Le gai travail est la sainte prière

Qui plait à Dieu, ce sublime ouvrier.

 

Les mauvais ouvriers avaient tourné en dérision cette chanson moralisatrice qui exaltait le patriotisme, l'obéissance et la modestie. Ils avaient alors modifié le refrain pour en faire :

 

Fils de Dieu, créateur de la terre,

Accomplissons chacun notre métier

Le gai travail est la sainte prière

Ce qui plait à Dieu, c'est le SUBLIME ouvrier.

 

Pour les patrons, le message était clair. Ce n'était pas Dieu qui était "sublime", mais les ouvriers eux-mêmes, seuls créateurs de richesses par leur travail.

L'argot parisien avait rempli sa mission : tourner en dérision le pouvoir patronal, s'opposer à la discipline de l'atelier.

Il y a cent ans, 60 % des ouvriers à Paris étaient "sublimes".

Un an après la publication du livre de Denis POULOT éclatait la commune de Paris.

Les sublimes ont disparu de notre mémoire. L'histoire a un peu oublié ces ouvriers frondeurs, facétieux, volontiers célibataires, rebelles à l'autorité patronale mais amoureux du travail bien fait.

Notre connaissance du monde ouvrier du 19 ème siècle c'est la caserne où les ouvriers travaillent comme des "forçats" sous le fouet des "gardes chiourme".

Les premiers journaux socialistes portent des titres évocateurs : "La revanche du forçat" - "le cri du forçat" - "le réveil du forçat".

A Vierzon, le Directeur de la Société Française de Matériel Agricole se promenait dans les ateliers un révolver à la main et répétait souvent qu'il n'hésiterait pas à s'en servir si les ouvriers le menaçaient. A Rouen, le règlement précise : "est passible d'une amende de 0,25 f :

1°) l'ouvrier qui laissera traîner du déchet hors de son sac ou par terre ;

2°) celui qui se lavera ou coiffera ou cirera ses souliers à son métier avant le dernier quart d'heure qui précède la sortie ;

3°) celui qui se trouvera sans permission sur un point où son travail ne l'appelle pas."

 

Les toilettes sont surveillées. Il y a 70 ans, aux Usines Renault, la direction avait fait couper le bas des portes des WC pour mieux surprendre les "tire-au-flanc".

 Dans ces bagnes, on y entre de bonne heure, à 8 ou 9 ans.

Quand en 1841 de bonnes âmes proposèrent de réglementer le travail des enfants, le ministre du commerce déclara devant les députés : "l'admission des enfants dans les fabriques dès l'âge de 8 ans est pour les parents un moyen de surveillance, pour les enfants un commencement d'apprentissage, pour la famille une ressource."

 

La philosophie des "sublimes" se présente comme une forme de résistance à la pression des patrons qui veulent accroître les cadences, stimuler la productivité, mettre au pas chaque ouvrier.

1ère forme de résistance des "sublimes" au pouvoir patronal :

La mobilité.

L'ouvrier qualifié au 19 ème siècle à la bougeotte. Pour un rien  il change de "boîte". Sa raison de vivre est de changer continuellement de lieu.

2ème forme de résistance :

L'évasion, la liberté de disposer pour un temps de son temps, de refuser la cloche des usines.

Nombreux sont aussi les ouvriers qui commencent leur semaine le mardi. Quant aux grèves, près de la moitié d'entre elles ont lieu au printemps.

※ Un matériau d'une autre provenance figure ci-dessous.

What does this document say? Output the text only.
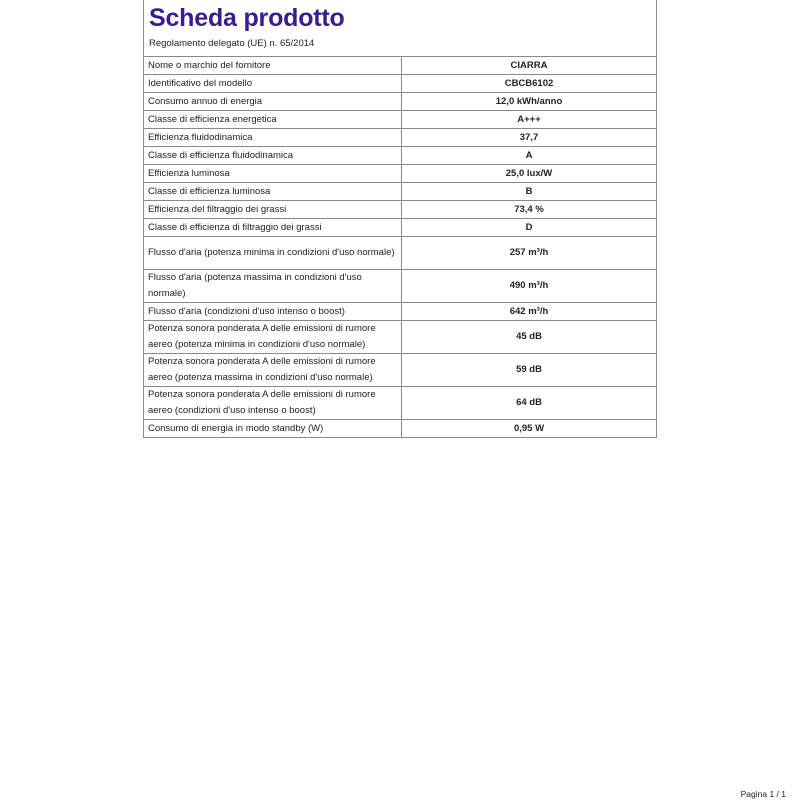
Scheda prodotto
Regolamento delegato (UE) n. 65/2014
Nome o marchio del fornitore	CIARRA
Identificativo del modello	CBCB6102
Consumo annuo di energia	12,0 kWh/anno
Classe di efficienza energetica	A+++
Efficienza fluidodinamica	37,7
Classe di efficienza fluidodinamica	A
Efficienza luminosa	25,0 lux/W
Classe di efficienza luminosa	B
Efficienza del filtraggio dei grassi	73,4 %
Classe di efficienza di filtraggio dei grassi	D
Flusso d'aria (potenza minima in condizioni d'uso normale)	257 m³/h
Flusso d'aria (potenza massima in condizioni d'uso normale)	490 m³/h
Flusso d'aria (condizioni d'uso intenso o boost)	642 m³/h
Potenza sonora ponderata A delle emissioni di rumore aereo (potenza minima in condizioni d'uso normale)	45 dB
Potenza sonora ponderata A delle emissioni di rumore aereo (potenza massima in condizioni d'uso normale)	59 dB
Potenza sonora ponderata A delle emissioni di rumore aereo (condizioni d'uso intenso o boost)	64 dB
Consumo di energia in modo standby (W)	0,95 W
Pagina 1 / 1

Les patrons ont beau frapper d'une amende ceux qui ne viennent pas travailler le lundi, rien n'y fait.

L'ouvrier est sûr de trouver dès le lendemain, s'il le veut, à s'embaucher dans la mine voisine.

3ème forme de résistance à la course au rendement et aux salaires de misère :

Les ficelles des sublimes.

L'ouvrier qualifié sent mieux que tout autre le poids de la conjoncture. Il a l'oeil sur son travail et un autre sur les stocks et les commandes à livrer. Les moindres fautes du patron sont mises à profit.

Si le patron convient d'un prix pour le montage ou le façonnage d'une machine, si le travail est aux 3/4 fait et si un "sublime" sait que son patron est en retard pour la livraison, il quitte aussitôt l'atelier avec la moitié de l'équipe. Que peut faire le patron ? Il sait bien qu'il ne peut compter sur les ouvriers "vrais", des "fayots" incapables d'exécuter un travail difficile. Il se résigne alors et accorde l'augmentation.

 

Il faudra attendre la fin du 19 ème siècle pour voir disparaitre les "sublimes". Ils seront nombreux à participer à la mise à mort de leur désir fou de liberté. Les patrons, la femme, le jardin, la maison achetée, tous concourent à les fixer.

Les syndicats, eux aussi, marqueront leur hostilité aux "sublimes", leur préférant des ouvriers disciplinés, responsables.

Les premiers journaux syndicaux désapprouveront la pratique du saint lundi.

En 1884, les syndicats étaient autorisés. C'en était fini du Sublime. Venait maintenant le temps des militants et des "responsables".

23:10 Publié dans Histoire | Lien permanent | Commentaires (1)

Commentaires

Merci Elisabeth, pour ce gentil commentaire!
Bonne journée!

Écrit par : janus | mardi, 21 mars 2006

Les commentaires sont fermés.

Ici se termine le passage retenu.